On Fri, May 15, 2015, at 15:37, Andrew Barnert wrote:
> Conversely, if you have UTF-16--even in native order and with the BOM
> stripped--you don't have text, you still have bytes (or WCHARs, if you
> prefer, but not in Python).

This line of discussion began with someone asserting the [dubious]
merits of using the native libc functions, which on windows does mean
UTF-16 WCHARs as well as (ASCII, but certainly not properly-handled
UTF-8) bytes.

> I explicitly mentioned opening the file in binary mode, reading it in,
> and passing it to some fromstring function that takes bytes, so yes, of
> course you have a byte array.

Why would a fromstring function take bytes? How would you use re.split
on it?

> > You shouldn't have WCHARS (of any kind) in the first place until you've
> > decoded.
> 
> And yet Microsoft's APIs, both Win32 and MSVCRT, are full of wread and
> similar functions.

No such thing as "wread". And given the appropriate flags to _open,
_read can perform decoding.

> But anyway, I'll grant that you usually shouldn't have WCHARs before
> you've decoded.
> 
> But you definitely should not have WCHARs _after_ you've decoded. In
> fact, you _can't_ have them after you've decoded, because a WCHAR isn't
> big enough to hold a Unicode code point.

You're nitpicking on word choice. Going from bytes to UTF-16 words
[whether as WCHAR or unsigned short] is a form of decoding. Or don't you
think python narrow builds' decode function was properly named?

> But many specific static patterns _do_ work with ASCII compatible
> encodings. Again, think of HTTP responses. Even though the headers and
> body are both text, they're defined as being separated by b"\r\n\r\n".

Right, but those aren't UTF-8. Working with ASCII is fine, but don't
pretend you've actually found a way to work with UTF-8.

> Preferring UTF-32 over UTF-8 makes perfect sense. But that's not what you
> started out arguing. Nick mentioned off-hand that UTF-16 has the worst of
> both worlds of UTF-8 and UTF-32, Stephen explained that further to
> someone else, and you challenged his explanation, arguing that UTF-16
> doesn't introduce any problems over UTF-8.
> But it does. It introduces all
> the same problems as UTF-32, but without any of the benefits.

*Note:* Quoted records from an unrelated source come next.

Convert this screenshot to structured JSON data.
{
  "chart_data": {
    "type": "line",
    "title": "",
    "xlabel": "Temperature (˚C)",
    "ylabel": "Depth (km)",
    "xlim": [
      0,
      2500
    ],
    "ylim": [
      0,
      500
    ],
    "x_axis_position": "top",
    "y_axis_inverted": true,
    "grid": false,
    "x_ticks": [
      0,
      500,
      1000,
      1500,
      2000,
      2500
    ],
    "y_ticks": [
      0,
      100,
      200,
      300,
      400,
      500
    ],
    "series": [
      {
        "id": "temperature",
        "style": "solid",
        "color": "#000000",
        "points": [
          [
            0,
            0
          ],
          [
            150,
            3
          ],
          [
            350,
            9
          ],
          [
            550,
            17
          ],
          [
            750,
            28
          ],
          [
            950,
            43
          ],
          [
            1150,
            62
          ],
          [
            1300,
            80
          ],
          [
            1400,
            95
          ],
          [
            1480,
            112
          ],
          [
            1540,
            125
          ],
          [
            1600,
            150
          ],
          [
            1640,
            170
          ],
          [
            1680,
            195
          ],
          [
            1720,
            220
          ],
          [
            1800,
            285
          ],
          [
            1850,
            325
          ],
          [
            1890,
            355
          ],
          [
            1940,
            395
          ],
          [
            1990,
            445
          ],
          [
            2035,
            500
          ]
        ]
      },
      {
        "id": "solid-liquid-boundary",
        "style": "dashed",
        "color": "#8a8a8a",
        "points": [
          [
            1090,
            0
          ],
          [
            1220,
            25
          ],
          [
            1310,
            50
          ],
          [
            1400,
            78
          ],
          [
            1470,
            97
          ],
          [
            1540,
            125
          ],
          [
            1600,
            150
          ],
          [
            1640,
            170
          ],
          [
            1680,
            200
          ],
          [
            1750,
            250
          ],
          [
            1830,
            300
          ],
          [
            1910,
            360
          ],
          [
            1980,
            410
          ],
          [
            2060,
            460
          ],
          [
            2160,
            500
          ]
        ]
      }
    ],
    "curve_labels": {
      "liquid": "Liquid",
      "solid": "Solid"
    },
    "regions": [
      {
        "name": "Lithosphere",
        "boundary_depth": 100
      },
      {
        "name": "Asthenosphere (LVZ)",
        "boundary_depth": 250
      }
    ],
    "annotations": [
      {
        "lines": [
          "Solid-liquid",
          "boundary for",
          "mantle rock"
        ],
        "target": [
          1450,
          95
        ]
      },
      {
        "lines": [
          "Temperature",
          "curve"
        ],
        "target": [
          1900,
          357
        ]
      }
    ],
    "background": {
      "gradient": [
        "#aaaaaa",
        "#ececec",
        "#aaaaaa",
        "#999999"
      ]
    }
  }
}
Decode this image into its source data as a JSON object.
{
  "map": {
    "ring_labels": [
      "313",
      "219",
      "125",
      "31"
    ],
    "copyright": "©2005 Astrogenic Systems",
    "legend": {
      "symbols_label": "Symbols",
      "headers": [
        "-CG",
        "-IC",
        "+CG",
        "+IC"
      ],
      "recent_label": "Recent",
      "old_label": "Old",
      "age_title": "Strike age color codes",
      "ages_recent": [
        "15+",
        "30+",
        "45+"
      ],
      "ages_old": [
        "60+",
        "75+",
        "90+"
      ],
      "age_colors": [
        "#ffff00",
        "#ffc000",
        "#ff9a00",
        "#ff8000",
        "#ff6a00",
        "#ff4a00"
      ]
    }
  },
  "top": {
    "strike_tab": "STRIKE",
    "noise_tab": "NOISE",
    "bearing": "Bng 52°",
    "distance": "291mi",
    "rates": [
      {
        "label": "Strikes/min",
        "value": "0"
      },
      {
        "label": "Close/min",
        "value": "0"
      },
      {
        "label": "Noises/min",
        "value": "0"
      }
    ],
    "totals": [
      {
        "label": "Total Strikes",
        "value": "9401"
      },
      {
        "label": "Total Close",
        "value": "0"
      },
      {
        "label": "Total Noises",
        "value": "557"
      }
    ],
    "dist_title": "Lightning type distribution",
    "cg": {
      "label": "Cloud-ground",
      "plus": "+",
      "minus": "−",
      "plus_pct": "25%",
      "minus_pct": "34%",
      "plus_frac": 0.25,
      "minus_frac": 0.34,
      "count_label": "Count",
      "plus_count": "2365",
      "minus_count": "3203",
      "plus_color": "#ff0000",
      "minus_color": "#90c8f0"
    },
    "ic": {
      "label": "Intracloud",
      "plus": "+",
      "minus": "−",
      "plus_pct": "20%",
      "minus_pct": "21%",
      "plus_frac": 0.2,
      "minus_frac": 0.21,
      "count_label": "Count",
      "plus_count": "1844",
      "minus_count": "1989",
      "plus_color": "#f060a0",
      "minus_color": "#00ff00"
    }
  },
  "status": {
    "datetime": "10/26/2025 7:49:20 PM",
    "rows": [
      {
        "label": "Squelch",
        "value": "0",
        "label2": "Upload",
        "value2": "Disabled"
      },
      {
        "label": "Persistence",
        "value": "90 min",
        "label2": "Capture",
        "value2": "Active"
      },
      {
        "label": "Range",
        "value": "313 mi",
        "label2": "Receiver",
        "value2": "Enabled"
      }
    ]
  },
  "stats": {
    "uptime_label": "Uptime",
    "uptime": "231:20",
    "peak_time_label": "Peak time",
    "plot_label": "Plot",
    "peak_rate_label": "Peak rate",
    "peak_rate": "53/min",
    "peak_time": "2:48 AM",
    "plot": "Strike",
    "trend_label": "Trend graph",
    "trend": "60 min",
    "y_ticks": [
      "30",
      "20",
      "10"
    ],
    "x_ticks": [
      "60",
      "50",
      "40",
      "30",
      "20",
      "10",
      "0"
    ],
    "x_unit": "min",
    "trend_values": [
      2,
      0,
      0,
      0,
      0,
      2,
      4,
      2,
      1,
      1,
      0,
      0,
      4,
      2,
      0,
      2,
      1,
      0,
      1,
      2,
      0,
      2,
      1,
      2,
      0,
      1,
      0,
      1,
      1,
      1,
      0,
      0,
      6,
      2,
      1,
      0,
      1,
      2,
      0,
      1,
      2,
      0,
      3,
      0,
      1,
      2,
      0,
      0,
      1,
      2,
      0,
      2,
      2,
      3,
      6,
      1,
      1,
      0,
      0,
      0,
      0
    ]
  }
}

No, because UTF-32 has the additional problem, shared with UTF-8, that
(Windows) libc doesn't support it.

My point was that if you want the benefits of using libc you have to pay
the costs of using libc, and that means using libc's native encodings.
Which, on Windows, are UTF-16 and (e.g.) Codepage 1252. If you don't
want the benefits of using libc, then there's no benefit to using UTF-8.